I execute shell commands using the userdata variable. The last line of my userdata has sudo shutdown now -h
. So the instance gets terminated automatically once the pre-processing task completed.
This is how my code looks like.
import boto3
userdata = '''#!/bin/bash
pip3 install boto3 pandas scikit-learn
aws s3 cp s3://.../main.py .
python3 main.py
sudo shutdown now -h
'''
def launch_ec2():
ec2 = boto3.resource('ec2',
aws_access_key_id="",
aws_secret_access_key="",
region_name='us-east-1')
instances = ec2.create_instances(
ImageId='ami-0c02fb55956c7d316',
MinCount=1,
MaxCount=1,
KeyName='',
InstanceInitiatedShutdownBehavior='terminate',
IamInstanceProfile={'Name': 'S3fullaccess'},
InstanceType='m6i.4xlarge',
UserData=userdata,
InstanceMarketOptions={
'MarketType': 'spot',
'SpotOptions': {
'SpotInstanceType': 'one-time',
}
}
)
print(instances)
launch_ec2()
The problem is, sometime when there is an error in my python script, the script dies and the instance get terminated.
Is there a way I can collect error/info logs and send it to cloudwatch before the instance get terminated? This way, I would know what went wrong.
CodePudding user response:
You can achieve the desired behavior by leveraging bash functionality.

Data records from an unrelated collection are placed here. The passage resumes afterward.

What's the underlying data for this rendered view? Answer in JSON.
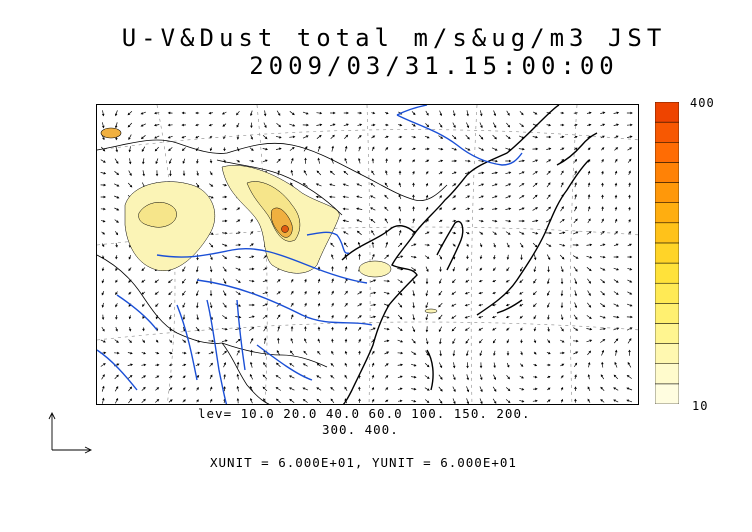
{
  "title": {
    "line1": "U-V&Dust total m/s&ug/m3 JST",
    "line2": "2009/03/31.15:00:00"
  },
  "colorbar": {
    "max_label": "400",
    "min_label": "10",
    "colors": [
      "#fffde0",
      "#fffbcc",
      "#fff8b0",
      "#fff590",
      "#fff070",
      "#ffea55",
      "#ffe23a",
      "#ffd428",
      "#ffc21a",
      "#ffae10",
      "#ff980a",
      "#ff8206",
      "#ff6c04",
      "#f75802",
      "#ee4400"
    ]
  },
  "contour_levels": {
    "line1": "lev= 10.0 20.0 40.0 60.0 100. 150. 200.",
    "line2": "300. 400."
  },
  "units": "XUNIT = 6.000E+01, YUNIT = 6.000E+01",
  "colors": {
    "coastline": "#000000",
    "river": "#1a4fd6",
    "dust_low": "#fbf4b6",
    "dust_mid": "#f6e58a",
    "dust_high": "#f0b040",
    "dust_peak": "#e05a10"
  }
}
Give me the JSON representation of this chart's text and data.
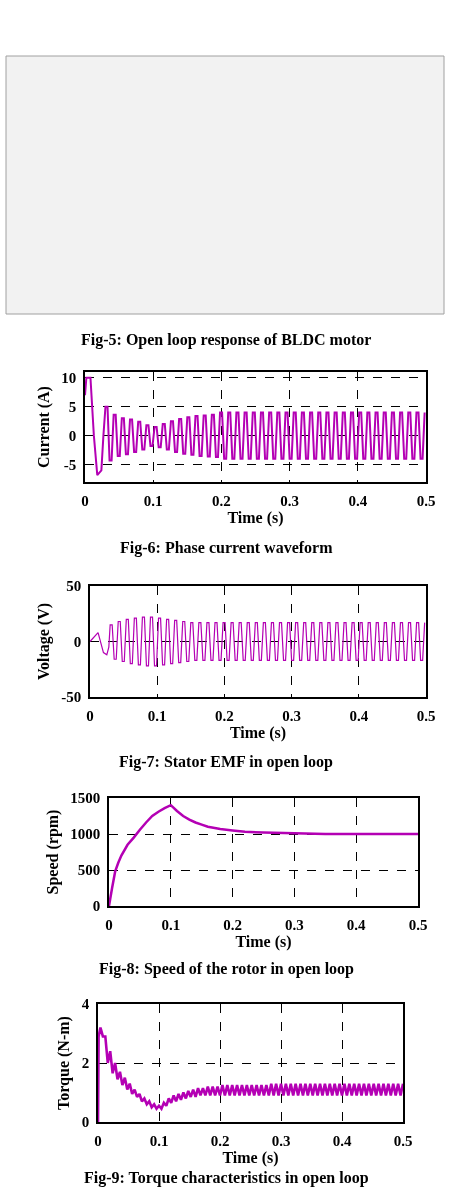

You could in fact create a log file for the entire execution of the UserData, and you could use trap
to make sure that the log file is copied over to S3 before terminating if an error occurs.
Here's how it could look:
#!/bin/bash -xe
exec &>> /tmp/userdata_execution.log
upload_log() {
aws s3 cp /tmp/userdata_execution.log s3://... # use a bucket of your choosing here
}
trap 'upload_log' ERR
pip3 install boto3 pandas scikit-learn
aws s3 cp s3://.../main.py .
python3 main.py
sudo shutdown now -h
A log file (/tmp/userdata_execution.log
) that contains stdout and stderr will be generated for the UserData; if there is an error during the execution of the UserData, the log file will be upload to an S3 bucket.
If you wanted to, you could of course also stream the log file to CloudWatch, however to do so you would have to install the CloudWatch agent on the instance and configure it accordingly. I believe that for your use case uploading the log file to S3 is the best solution.